Letters of credit (L/Cs) feature in the financing of one of the largest wind farms in the world, which became operational in the US late last year.

The L/Cs in this, and in several other similar projects, help fulfil the aim of the US Department of Energy to attract private capital to the country's nascent wind power sector.

Private capital

The Department of Energy's partial loan guarantee scheme has played a critical role leveraging private capital for the Caithness Shepherds Flat wind farm in the US state of Oregon.

Featuring L/Cs worth US$226 million, the US$2.3 billion project financing includes US$693 million in equity from companies including Google and GE and US$1.3 billion in commercial debt,

The project was supported by a US$1.3 billion partial loan guarantee from the Department of Energy in 2010.

More projects

Other wind power developers to use L/Cs include a division of Duke Energy Corporation, Green Frontier Windpower Holdings, which said it would use L/Cs in its financing of five wind-farm projects, (DC World News, 26 May 2010).

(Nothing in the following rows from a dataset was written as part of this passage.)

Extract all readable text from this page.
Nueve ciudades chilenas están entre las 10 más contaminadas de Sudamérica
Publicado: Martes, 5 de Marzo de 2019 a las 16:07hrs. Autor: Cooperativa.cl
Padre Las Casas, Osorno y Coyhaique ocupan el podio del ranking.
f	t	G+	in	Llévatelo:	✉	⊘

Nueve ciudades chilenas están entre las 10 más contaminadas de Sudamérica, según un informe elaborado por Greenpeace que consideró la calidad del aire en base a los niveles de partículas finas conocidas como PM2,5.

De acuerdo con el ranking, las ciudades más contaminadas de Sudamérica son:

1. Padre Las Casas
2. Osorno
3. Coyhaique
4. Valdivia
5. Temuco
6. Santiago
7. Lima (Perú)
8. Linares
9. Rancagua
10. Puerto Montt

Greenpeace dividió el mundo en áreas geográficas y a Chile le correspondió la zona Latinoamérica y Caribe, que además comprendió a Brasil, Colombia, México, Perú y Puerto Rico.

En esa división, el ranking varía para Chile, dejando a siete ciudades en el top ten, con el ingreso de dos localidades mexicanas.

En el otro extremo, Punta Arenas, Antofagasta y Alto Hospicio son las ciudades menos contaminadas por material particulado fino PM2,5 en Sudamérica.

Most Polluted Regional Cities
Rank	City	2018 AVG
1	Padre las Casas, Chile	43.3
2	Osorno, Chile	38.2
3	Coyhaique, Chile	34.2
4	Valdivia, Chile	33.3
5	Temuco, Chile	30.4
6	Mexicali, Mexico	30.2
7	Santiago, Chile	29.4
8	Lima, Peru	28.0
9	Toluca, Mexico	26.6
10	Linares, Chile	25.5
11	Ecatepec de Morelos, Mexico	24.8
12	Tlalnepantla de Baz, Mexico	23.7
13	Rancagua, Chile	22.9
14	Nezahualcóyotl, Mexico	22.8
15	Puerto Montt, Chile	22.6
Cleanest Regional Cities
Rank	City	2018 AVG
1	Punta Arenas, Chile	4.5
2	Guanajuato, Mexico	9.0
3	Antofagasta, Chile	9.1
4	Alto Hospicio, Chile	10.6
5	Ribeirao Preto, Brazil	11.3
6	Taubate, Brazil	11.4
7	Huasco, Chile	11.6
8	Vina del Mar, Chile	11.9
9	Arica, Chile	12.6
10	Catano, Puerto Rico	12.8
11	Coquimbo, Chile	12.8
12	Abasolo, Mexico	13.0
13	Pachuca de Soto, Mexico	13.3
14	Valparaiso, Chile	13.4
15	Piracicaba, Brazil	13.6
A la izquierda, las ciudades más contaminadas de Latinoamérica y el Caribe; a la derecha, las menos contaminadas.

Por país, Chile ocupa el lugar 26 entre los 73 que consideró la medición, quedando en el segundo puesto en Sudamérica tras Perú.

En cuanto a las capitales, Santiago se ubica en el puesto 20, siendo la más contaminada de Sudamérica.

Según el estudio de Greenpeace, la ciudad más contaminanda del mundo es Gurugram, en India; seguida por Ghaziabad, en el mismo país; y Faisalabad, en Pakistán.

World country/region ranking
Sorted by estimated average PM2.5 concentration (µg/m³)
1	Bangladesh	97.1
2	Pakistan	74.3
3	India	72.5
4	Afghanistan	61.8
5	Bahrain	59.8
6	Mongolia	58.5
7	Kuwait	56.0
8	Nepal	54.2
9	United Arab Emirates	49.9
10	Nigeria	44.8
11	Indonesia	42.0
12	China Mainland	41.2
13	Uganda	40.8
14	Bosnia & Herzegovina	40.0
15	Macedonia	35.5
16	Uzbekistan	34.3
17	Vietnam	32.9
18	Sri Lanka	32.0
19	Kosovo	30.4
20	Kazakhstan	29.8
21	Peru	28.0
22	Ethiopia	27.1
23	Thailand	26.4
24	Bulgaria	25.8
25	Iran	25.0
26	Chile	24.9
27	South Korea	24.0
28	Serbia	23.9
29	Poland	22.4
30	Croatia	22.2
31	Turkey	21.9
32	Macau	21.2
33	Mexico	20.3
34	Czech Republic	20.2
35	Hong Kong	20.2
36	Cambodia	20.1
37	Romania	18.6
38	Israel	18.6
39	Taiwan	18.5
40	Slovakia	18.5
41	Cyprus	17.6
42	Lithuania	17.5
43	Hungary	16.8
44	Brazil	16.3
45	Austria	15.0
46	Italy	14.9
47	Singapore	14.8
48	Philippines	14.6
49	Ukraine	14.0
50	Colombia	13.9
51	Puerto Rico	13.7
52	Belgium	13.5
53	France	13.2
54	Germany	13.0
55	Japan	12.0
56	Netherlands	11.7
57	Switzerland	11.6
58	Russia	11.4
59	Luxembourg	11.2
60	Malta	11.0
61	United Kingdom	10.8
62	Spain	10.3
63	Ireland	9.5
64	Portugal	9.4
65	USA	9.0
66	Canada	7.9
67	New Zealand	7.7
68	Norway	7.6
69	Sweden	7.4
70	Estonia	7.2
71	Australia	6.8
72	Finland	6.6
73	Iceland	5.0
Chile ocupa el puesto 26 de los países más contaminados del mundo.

Cielo Wind Services said it planned two developments in the area known as the Texas Panhandle and would post a US$500,000 L/C for each of its projects.

Texas Panhandle

Several more wind power developers have said they would use L/Cs in financing arrangements for projects in the same windswept area of Texas.

They include Higher Power Energy, which said it would post an L/C totalling US$8.75 million for a project with an 875 megawatt capacity and another L/C for US$550,000 for a smaller 55 megawatt project, (DC World News, 14 December 2009).